I doubt you could get access to something like that in prison, but you could at least you the Vignere cipher. It can be done by hand, but it is still moderately difficult.
Or be fancy and use the solitare algorithm. It is pretty much designed for this case.
I cleaned up the input a good deal by studying a much better image of the coded message (url in code and below). I also left the lines/rows as they were written, and added block/paragraph delimiters.
Though I might not still be alive in 25 years when he gets out of prison, I still didn't think it would be wise to automate the correction of his spelling and grammar. ;)
For those who enjoy this sort of thing, check out the challenges at 3564020356. First one's a simple substitution cipher (plus links to tutorials on it--though the links are dead probably, so that's another challenge)

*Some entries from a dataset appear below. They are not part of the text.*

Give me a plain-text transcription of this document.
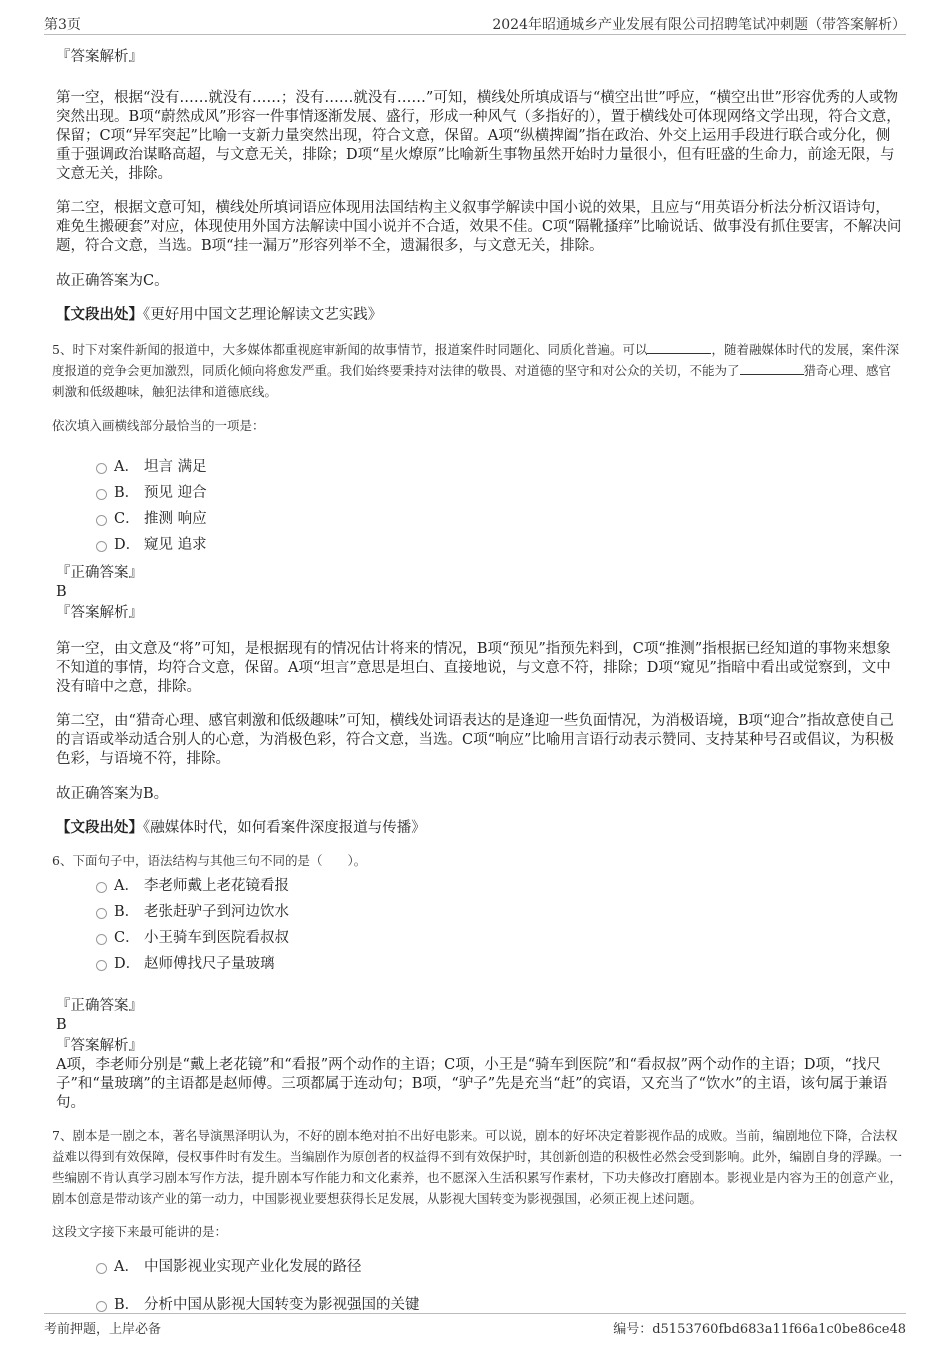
第3页	2024年昭通城乡产业发展有限公司招聘笔试冲刺题（带答案解析）

『答案解析』

第一空，根据“没有……就没有……；没有……就没有……”可知，横线处所填成语与“横空出世”呼应，“横空出世”形容优秀的人或物突然出现。B项“蔚然成风”形容一件事情逐渐发展、盛行，形成一种风气（多指好的），置于横线处可体现网络文学出现，符合文意，保留；C项“异军突起”比喻一支新力量突然出现，符合文意，保留。A项“纵横捭阖”指在政治、外交上运用手段进行联合或分化，侧重于强调政治谋略高超，与文意无关，排除；D项“星火燎原”比喻新生事物虽然开始时力量很小，但有旺盛的生命力，前途无限，与文意无关，排除。

第二空，根据文意可知，横线处所填词语应体现用法国结构主义叙事学解读中国小说的效果，且应与“用英语分析法分析汉语诗句，难免生搬硬套”对应，体现使用外国方法解读中国小说并不合适，效果不佳。C项“隔靴搔痒”比喻说话、做事没有抓住要害，不解决问题，符合文意，当选。B项“挂一漏万”形容列举不全，遗漏很多，与文意无关，排除。

故正确答案为C。

【文段出处】《更好用中国文艺理论解读文艺实践》

5、时下对案件新闻的报道中，大多媒体都重视庭审新闻的故事情节，报道案件时同题化、同质化普遍。可以	，随着融媒体时代的发展，案件深度报道的竞争会更加激烈，同质化倾向将愈发严重。我们始终要秉持对法律的敬畏、对道德的坚守和对公众的关切，不能为了	猎奇心理、感官刺激和低级趣味，触犯法律和道德底线。

依次填入画横线部分最恰当的一项是：

A． 坦言 满足
B． 预见 迎合
C． 推测 响应
D． 窥见 追求

『正确答案』

B

『答案解析』

第一空，由文意及“将”可知，是根据现有的情况估计将来的情况，B项“预见”指预先料到，C项“推测”指根据已经知道的事物来想象不知道的事情，均符合文意，保留。A项“坦言”意思是坦白、直接地说，与文意不符，排除；D项“窥见”指暗中看出或觉察到，文中没有暗中之意，排除。

第二空，由“猎奇心理、感官刺激和低级趣味”可知，横线处词语表达的是逢迎一些负面情况，为消极语境，B项“迎合”指故意使自己的言语或举动适合别人的心意，为消极色彩，符合文意，当选。C项“响应”比喻用言语行动表示赞同、支持某种号召或倡议，为积极色彩，与语境不符，排除。

故正确答案为B。

【文段出处】《融媒体时代，如何看案件深度报道与传播》

6、下面句子中，语法结构与其他三句不同的是（　　）。

A． 李老师戴上老花镜看报
B． 老张赶驴子到河边饮水
C． 小王骑车到医院看叔叔
D． 赵师傅找尺子量玻璃

『正确答案』

B

『答案解析』

A项，李老师分别是“戴上老花镜”和“看报”两个动作的主语；C项，小王是“骑车到医院”和“看叔叔”两个动作的主语；D项，“找尺子”和“量玻璃”的主语都是赵师傅。三项都属于连动句；B项，“驴子”先是充当“赶”的宾语，又充当了“饮水”的主语，该句属于兼语句。

7、剧本是一剧之本，著名导演黑泽明认为，不好的剧本绝对拍不出好电影来。可以说，剧本的好坏决定着影视作品的成败。当前，编剧地位下降，合法权益难以得到有效保障，侵权事件时有发生。当编剧作为原创者的权益得不到有效保护时，其创新创造的积极性必然会受到影响。此外，编剧自身的浮躁。一些编剧不肯认真学习剧本写作方法，提升剧本写作能力和文化素养，也不愿深入生活积累写作素材，下功夫修改打磨剧本。影视业是内容为王的创意产业，剧本创意是带动该产业的第一动力，中国影视业要想获得长足发展，从影视大国转变为影视强国，必须正视上述问题。

这段文字接下来最可能讲的是：

A． 中国影视业实现产业化发展的路径
B． 分析中国从影视大国转变为影视强国的关键
考前押题，上岸必备	编号：d5153760fbd683a11f66a1c0be86ce48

The @code array in jcg's perl script is a bit off. It seems his sister's name might be "Koh Koh" --probably pronounced like "Coco" of "Coco Channel" fame. I haven't found any supporting evidence, but it could explain the "6 25 4, 6 25 4," at the start of the message.
The file basically uses a number of bytes between 128-254 to represent two-letter combinations. After an hour of tweaking a Python script I finally had the file decrypted. As someone who had never before dabbled in this sort of thing I felt very accomplished, although I quickly realized how rudimentary their methods were.